The acknowledgement of veterans on flights is not required in Australia, the Naval Association of Australia Port Macquarie Branch president says.
Virgin Australia will seek public input over a plan to offer priority boarding for veterans and recognise them on flights.
The consultation move follows mixed reaction from the public and veterans over the airline’s plan to introduce the US-style measure.
The feedback will inform the airline’s next step.
Naval Association of Australia Port Macquarie Branch president Len Barker said the measure worked in America which had very different customs.
“It’s something that works there but I don’t think it would work here,” he said.
“There is enough recognition for veterans in other ways which are a lot more public than they are in America.”
Mr Barker said the public consultation decision was probably the best way forward.
Port Macquarie RSL Sub-branch president Greg Laird welcomed the airline’s public consultation decision.
He said plan for the airline to acknowledge veterans was a good gesture but he didn’t know how it was going to work.

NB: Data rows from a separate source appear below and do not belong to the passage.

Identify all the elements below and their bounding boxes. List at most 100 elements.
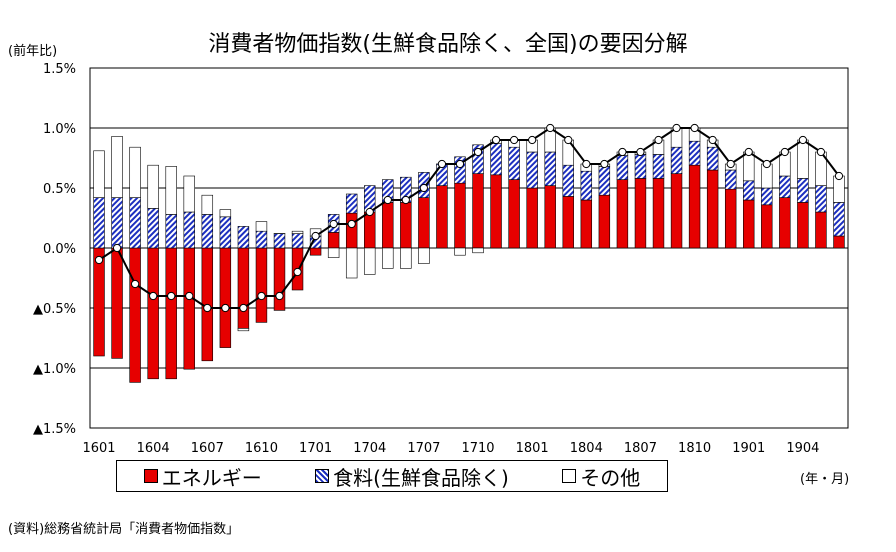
x-tick-label: 1704	[353, 441, 386, 456]
total-point	[798, 135, 807, 145]
energy-bar	[418, 197, 430, 249]
energy-bar	[400, 202, 412, 249]
other-bar	[93, 150, 105, 198]
energy-bar	[706, 169, 719, 249]
food-bar	[797, 178, 809, 203]
energy-bar	[273, 247, 286, 311]
total-point	[636, 147, 645, 157]
x-tick-label: 1810	[678, 441, 711, 456]
food-bar	[688, 140, 701, 166]
legend: エネルギー 食料(生鮮食品除く) その他	[116, 460, 668, 492]
total-point	[311, 231, 320, 241]
food-bar	[111, 197, 123, 249]
total-point	[834, 171, 844, 181]
other-bar	[291, 230, 304, 234]
total-point	[455, 159, 465, 169]
other-bar	[797, 139, 809, 179]
y-tick-label: ▲1.5%	[33, 422, 76, 437]
other-bar	[327, 247, 340, 258]
food-bar	[508, 146, 520, 180]
energy-bar	[183, 247, 195, 370]
energy-bar	[688, 164, 701, 249]
food-bar	[779, 175, 791, 198]
legend-label-energy: エネルギー	[161, 465, 262, 490]
energy-bar	[544, 185, 556, 249]
food-bar	[580, 170, 593, 201]
total-point	[672, 123, 681, 133]
other-bar	[382, 247, 394, 269]
food-bar	[652, 154, 665, 179]
total-point	[131, 279, 140, 289]
other-bar	[129, 146, 141, 198]
food-bar	[562, 164, 574, 197]
food-bar	[526, 151, 538, 189]
energy-bar	[490, 174, 502, 249]
food-bar	[490, 143, 502, 176]
total-point	[419, 183, 428, 193]
energy-bar	[797, 202, 809, 249]
total-point	[491, 135, 501, 145]
food-bar	[544, 151, 556, 186]
legend-item-other: その他	[562, 462, 640, 491]
energy-bar	[309, 247, 322, 256]
energy-bar	[634, 178, 647, 249]
y-tick-label: 0.0%	[43, 242, 76, 257]
other-bar	[111, 136, 123, 198]
total-point	[582, 159, 591, 169]
energy-bar	[526, 187, 538, 249]
total-point	[780, 147, 789, 157]
x-tick-label: 1901	[732, 441, 765, 456]
energy-bar	[327, 232, 340, 249]
energy-bar	[93, 247, 105, 357]
energy-bar	[165, 247, 177, 380]
other-bar	[255, 221, 268, 232]
total-point	[600, 159, 609, 169]
total-point	[528, 135, 537, 145]
energy-bar	[454, 182, 466, 249]
food-bar	[670, 146, 683, 174]
energy-bar	[345, 212, 358, 249]
total-point	[329, 219, 338, 229]
y-tick-label: 1.5%	[43, 62, 76, 77]
food-bar	[472, 144, 484, 174]
total-point	[690, 123, 699, 133]
total-point	[275, 291, 284, 301]
other-bar	[454, 247, 466, 256]
other-bar	[219, 209, 232, 218]
total-point	[654, 135, 663, 145]
energy-bar	[508, 179, 520, 249]
energy-bar	[652, 178, 665, 249]
total-point	[149, 291, 158, 301]
total-point	[203, 303, 212, 313]
legend-item-energy: エネルギー	[143, 462, 262, 491]
total-point	[112, 243, 122, 253]
energy-bar	[472, 173, 484, 249]
food-bar	[345, 193, 358, 214]
energy-bar	[382, 202, 394, 249]
total-point	[239, 303, 248, 313]
energy-bar	[219, 247, 232, 348]
y-tick-label: ▲1.0%	[33, 362, 76, 377]
legend-label-other: その他	[580, 465, 641, 490]
food-bar	[291, 233, 304, 249]
total-point	[437, 159, 447, 169]
food-bar	[165, 214, 177, 249]
food-bar	[454, 156, 466, 184]
energy-bar	[129, 247, 141, 383]
energy-bar	[364, 211, 376, 249]
other-bar	[472, 247, 484, 254]
chart-title: 消費者物価指数(生鮮食品除く、全国)の要因分解	[208, 32, 688, 57]
legend-item-food: 食料(生鮮食品除く)	[315, 462, 509, 491]
food-bar	[219, 216, 232, 249]
other-swatch	[562, 469, 577, 483]
total-point	[744, 147, 753, 157]
x-tick-label: 1601	[82, 441, 115, 456]
total-point	[726, 159, 735, 169]
total-point	[762, 159, 771, 169]
food-bar	[634, 154, 647, 179]
total-point	[564, 135, 573, 145]
x-tick-label: 1710	[461, 441, 494, 456]
total-point	[185, 291, 194, 301]
other-bar	[364, 247, 376, 275]
food-bar	[273, 233, 286, 249]
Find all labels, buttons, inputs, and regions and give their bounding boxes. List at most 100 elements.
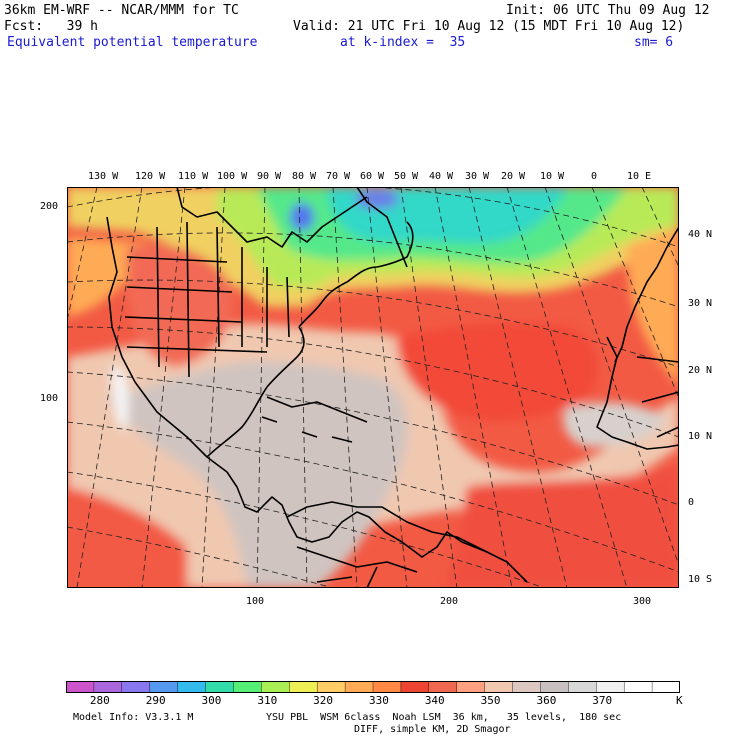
lat-line	[67, 187, 679, 248]
lat-line	[67, 421, 679, 573]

Virgin Australia’s statement on November 5 outlined its position.
“We are very mindful of the response that our announcement about recognising people who have served in defence has had today,” the statement said.
“It was a gesture genuinely done to pay respects to those who have served our country.
“Over the coming months, we will consult with community groups and our own team members who have served in defence to determine the best way forward.
“If this process determines that public acknowledgement of their service through optional priority boarding or any announcement is not appropriate, then we will certainly be respectful of that.”